|For Immediate Release
Case # 08ZF0025
February 20, 2009
|Susan Kang Schroeder
Public Affairs Counsel
CAPPER PLEADING GUILTY IN THE LARGEST MEDICAL INSURANCE FRUAD CASE IN THE NATION MAY BE SENTENCED TO 20 YEARS
SANTA ANA – A capper’s involvement in the largest medical insurance fraud case in the nation, also known as the Unity Outpatient Surgery Center (Unity) scheme, in which $154 million was fraudulently billed to medical insurance companies, pleaded guilty today to 22 felony counts. Sue Nanda, 40, Costa Mesa, pleaded guilty to one felony count of conspiracy, nine felony counts of capping, two felony counts of failing to file tax return, one felony count of filing a fraudulent tax return, one felony count of grand theft, and sentencing enhancements for white collar crime. Under the negotiated plea, Nanda will receive up to 20 years in state prison when she is sentenced on April 24, 2009, at 9:00 a.m. in Department C-35, Central Justice Center, Santa Ana. This was a joint investigation and prosecution by the California Department of Insurance, the California Franchise Tax Board, and the Orange County District Attorney’s Office. On June 13, 2008, following a 3-month hearing, with over 50 witnesses, the Orange County Grand Jury delivered a 70-page indictment of 13 defendants including an attorney, an accountant, three doctors, and cappers.

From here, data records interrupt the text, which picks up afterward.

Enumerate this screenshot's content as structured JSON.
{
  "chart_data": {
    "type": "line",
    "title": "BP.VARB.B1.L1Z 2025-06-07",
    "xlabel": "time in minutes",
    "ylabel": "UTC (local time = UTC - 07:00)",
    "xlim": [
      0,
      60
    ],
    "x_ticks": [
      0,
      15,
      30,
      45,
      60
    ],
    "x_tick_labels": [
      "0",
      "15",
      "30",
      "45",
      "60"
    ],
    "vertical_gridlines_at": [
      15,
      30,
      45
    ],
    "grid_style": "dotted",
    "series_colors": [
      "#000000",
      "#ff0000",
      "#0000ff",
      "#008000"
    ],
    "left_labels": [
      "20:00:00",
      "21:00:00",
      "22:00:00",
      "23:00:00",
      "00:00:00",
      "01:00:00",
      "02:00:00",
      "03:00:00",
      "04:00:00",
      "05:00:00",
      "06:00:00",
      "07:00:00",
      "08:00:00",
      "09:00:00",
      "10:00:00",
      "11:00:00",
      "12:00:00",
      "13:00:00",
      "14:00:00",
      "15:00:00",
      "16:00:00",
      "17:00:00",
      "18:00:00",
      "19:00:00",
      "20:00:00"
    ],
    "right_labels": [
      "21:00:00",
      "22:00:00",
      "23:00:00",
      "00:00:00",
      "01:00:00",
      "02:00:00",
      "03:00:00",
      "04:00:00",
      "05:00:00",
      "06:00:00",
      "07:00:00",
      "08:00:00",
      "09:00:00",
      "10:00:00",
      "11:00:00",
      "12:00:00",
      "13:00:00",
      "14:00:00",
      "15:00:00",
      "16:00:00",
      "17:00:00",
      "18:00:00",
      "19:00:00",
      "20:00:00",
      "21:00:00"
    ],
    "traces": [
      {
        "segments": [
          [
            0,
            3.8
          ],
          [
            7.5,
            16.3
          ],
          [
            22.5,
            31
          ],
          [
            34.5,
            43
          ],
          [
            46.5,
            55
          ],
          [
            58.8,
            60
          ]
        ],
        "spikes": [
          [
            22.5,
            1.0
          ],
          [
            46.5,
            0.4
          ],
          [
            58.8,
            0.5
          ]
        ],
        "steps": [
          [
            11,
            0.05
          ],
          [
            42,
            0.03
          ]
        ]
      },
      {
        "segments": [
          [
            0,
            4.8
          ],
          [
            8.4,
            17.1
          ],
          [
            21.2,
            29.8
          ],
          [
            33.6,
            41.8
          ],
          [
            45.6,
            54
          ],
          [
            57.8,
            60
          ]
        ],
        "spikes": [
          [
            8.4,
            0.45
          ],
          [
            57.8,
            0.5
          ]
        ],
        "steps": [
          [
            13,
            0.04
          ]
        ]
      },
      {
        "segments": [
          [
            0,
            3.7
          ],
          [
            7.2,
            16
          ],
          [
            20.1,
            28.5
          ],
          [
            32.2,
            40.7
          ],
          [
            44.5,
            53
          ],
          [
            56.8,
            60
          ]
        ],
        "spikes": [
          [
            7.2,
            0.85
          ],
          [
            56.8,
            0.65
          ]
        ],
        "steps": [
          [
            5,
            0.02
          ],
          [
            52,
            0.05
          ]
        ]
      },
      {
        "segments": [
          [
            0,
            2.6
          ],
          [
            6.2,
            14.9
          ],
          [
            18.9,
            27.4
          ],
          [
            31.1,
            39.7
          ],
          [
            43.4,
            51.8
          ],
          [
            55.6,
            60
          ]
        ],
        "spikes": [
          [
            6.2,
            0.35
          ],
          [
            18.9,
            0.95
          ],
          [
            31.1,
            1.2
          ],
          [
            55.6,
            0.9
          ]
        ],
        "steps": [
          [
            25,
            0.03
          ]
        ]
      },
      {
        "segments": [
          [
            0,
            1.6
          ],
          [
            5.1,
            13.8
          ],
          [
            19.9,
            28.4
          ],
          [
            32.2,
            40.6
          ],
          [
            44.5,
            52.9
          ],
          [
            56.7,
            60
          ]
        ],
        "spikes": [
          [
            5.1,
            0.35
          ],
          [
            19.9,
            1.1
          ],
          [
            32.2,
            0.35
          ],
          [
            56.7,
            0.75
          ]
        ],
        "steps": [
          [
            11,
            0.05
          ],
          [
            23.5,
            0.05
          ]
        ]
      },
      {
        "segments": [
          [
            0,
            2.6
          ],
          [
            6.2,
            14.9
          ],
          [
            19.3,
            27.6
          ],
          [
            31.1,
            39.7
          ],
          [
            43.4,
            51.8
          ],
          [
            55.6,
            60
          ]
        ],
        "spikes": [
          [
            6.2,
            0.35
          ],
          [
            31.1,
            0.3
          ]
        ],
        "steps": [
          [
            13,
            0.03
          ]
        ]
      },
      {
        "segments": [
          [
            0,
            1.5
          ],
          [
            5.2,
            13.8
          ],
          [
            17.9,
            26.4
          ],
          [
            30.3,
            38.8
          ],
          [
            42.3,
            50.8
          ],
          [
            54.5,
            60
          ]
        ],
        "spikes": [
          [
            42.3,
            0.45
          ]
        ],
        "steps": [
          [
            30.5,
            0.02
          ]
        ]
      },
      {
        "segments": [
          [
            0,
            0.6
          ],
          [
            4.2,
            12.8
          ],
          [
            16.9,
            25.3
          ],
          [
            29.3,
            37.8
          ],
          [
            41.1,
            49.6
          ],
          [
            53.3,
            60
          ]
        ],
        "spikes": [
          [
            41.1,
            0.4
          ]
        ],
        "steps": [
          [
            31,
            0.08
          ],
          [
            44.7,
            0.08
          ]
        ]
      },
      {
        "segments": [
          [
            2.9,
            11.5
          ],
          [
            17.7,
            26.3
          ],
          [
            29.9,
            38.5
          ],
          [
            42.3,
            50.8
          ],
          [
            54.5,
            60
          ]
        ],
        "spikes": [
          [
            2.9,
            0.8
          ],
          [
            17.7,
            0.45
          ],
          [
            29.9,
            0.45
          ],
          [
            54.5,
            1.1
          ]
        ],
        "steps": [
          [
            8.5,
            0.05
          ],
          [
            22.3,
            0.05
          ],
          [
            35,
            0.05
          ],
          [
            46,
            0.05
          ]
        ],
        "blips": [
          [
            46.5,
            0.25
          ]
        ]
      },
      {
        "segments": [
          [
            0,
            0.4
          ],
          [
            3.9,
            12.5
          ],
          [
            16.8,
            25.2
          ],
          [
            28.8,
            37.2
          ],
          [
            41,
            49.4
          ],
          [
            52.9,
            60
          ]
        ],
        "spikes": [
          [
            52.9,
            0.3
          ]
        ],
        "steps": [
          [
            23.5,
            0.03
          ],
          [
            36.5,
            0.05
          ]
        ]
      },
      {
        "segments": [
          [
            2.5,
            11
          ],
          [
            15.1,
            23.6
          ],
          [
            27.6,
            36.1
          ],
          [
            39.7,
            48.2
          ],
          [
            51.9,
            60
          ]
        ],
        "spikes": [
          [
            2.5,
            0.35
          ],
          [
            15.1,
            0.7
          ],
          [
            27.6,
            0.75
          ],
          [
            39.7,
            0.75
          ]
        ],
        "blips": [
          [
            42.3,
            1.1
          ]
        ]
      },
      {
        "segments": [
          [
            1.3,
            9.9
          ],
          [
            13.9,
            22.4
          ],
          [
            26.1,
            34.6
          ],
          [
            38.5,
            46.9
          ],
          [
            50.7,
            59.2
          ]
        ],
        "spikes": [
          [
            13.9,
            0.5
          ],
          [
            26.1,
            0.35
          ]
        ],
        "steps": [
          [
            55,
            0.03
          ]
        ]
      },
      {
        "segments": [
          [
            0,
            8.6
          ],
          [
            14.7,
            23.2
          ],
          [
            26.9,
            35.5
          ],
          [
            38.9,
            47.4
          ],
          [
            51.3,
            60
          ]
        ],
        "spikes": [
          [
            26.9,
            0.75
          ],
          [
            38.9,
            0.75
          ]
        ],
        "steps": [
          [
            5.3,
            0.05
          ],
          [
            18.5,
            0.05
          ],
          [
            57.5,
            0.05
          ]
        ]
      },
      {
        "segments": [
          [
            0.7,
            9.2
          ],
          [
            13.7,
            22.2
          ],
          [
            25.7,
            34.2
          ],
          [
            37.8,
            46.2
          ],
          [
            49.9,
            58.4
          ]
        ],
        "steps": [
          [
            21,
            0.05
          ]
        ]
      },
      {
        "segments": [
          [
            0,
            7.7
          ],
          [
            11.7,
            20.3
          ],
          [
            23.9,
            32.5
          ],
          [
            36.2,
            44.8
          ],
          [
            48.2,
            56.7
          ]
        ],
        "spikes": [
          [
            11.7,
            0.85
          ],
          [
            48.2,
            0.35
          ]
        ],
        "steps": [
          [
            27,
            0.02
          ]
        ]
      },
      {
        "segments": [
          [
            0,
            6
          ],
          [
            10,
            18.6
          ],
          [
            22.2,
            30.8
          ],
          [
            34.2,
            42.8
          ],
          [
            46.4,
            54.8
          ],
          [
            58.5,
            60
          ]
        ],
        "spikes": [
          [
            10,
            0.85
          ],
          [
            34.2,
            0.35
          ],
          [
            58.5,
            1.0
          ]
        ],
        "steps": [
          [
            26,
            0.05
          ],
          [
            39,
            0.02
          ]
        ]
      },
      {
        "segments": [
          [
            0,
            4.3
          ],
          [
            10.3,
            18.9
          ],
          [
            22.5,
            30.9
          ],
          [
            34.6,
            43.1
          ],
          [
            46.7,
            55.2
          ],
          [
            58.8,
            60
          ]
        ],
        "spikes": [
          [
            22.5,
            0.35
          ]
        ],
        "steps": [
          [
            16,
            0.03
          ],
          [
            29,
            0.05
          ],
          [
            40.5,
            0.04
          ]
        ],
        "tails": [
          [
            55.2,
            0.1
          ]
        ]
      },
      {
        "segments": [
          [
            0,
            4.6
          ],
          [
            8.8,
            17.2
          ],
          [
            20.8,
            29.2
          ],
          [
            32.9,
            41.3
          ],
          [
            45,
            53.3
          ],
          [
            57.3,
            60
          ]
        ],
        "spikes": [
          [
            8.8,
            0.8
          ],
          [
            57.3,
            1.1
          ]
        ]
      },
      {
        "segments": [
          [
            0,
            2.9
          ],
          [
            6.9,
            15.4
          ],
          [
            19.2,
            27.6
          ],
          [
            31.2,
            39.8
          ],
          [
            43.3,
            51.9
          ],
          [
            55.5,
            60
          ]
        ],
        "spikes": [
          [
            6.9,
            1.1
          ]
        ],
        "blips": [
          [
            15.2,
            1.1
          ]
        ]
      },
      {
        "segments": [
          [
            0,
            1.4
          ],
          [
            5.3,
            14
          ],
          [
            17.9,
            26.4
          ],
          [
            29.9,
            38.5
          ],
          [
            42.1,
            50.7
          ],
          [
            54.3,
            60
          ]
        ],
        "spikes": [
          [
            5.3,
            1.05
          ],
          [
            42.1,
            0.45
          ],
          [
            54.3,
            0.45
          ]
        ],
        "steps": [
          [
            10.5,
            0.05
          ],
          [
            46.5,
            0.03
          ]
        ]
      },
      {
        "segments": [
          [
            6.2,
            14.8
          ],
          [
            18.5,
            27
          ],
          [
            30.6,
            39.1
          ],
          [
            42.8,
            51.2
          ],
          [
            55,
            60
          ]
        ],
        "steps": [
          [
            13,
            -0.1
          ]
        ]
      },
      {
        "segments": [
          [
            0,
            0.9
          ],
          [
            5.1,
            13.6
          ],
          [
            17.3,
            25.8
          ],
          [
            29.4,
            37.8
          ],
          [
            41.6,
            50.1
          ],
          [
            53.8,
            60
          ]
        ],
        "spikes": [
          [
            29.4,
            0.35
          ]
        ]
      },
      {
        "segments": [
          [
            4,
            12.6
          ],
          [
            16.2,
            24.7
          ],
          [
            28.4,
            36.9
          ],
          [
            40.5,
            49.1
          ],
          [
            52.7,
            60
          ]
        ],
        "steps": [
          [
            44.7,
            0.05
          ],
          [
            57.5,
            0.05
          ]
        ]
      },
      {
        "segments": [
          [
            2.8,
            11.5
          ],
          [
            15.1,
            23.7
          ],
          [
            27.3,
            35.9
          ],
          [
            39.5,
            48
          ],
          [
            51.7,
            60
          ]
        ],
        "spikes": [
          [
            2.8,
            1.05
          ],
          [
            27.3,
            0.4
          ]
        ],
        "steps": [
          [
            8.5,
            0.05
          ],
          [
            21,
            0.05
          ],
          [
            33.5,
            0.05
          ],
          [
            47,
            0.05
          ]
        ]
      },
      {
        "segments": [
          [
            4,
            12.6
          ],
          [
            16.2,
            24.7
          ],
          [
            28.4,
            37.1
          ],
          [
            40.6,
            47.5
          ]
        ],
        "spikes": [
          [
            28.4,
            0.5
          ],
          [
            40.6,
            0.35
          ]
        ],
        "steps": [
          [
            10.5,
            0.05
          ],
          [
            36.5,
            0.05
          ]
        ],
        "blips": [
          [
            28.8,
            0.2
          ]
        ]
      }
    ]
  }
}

There are 19 total defendants who have been charged in the Unity case. Aside from Nanda, six defendants have pleaded guilty and have been sentenced. Deputy District Attorneys George McFetridge and Rick Welsh of the Healthcare Insurance Fraud Unit are prosecuting this case.
The rest of the indicted defendants are scheduled for a pre-trial on Feb. 27, 2009, at 9:00 a.m. in Department C-35, Central Justice Center, Santa Ana
“Insurance fraud is not a victimless crime and costs $500 a year to every man, woman and child in California,” said Insurance Commissioner
Steve Poizner. “This is a great example of what happens when government works together. I want to thank the Orange County District Attorney’s office, the
Department of Insurance’s enforcement branch, and all those involved for their hard work in this case. I hope this sends a message to all of
those contemplating insurance fraud that we will work together to find you and prosecute you.”
“These types of crimes cannot occur without these cappers illegally rounding-up healthy, so-called patients, bringing them to doctors for unnecessary surgeries, and ripping off the health care system and the public,” said Orange County District Attorney Tony Rackauckas. “This Unity fraud amounts to the equivalent of stealing $50 from every citizen in Orange County. It must be stopped.”
The newest evidence in the Unity case was presented to the Orange County Grand Jury beginning March 4, 2008, and concluded with a sealed indictment on June 13, 2008. The defendants in the Unity case are accused of participating in a $154 million medical insurance fraud scheme that recruited 2,841 healthy people from all over the country to receive unnecessary surgeries in exchange for money or low cost cosmetic surgery. The recruitment of patients, or “capping,” is illegal in California. Insurance companies paid out more than $20 million during a 9-month period. The first three charged administrators, Tam Vu Pham, Huong Ngo, and Lan Nguyen, have pleaded guilty. Pham, the primary perpetrator, was sentenced to 12 years in state prison.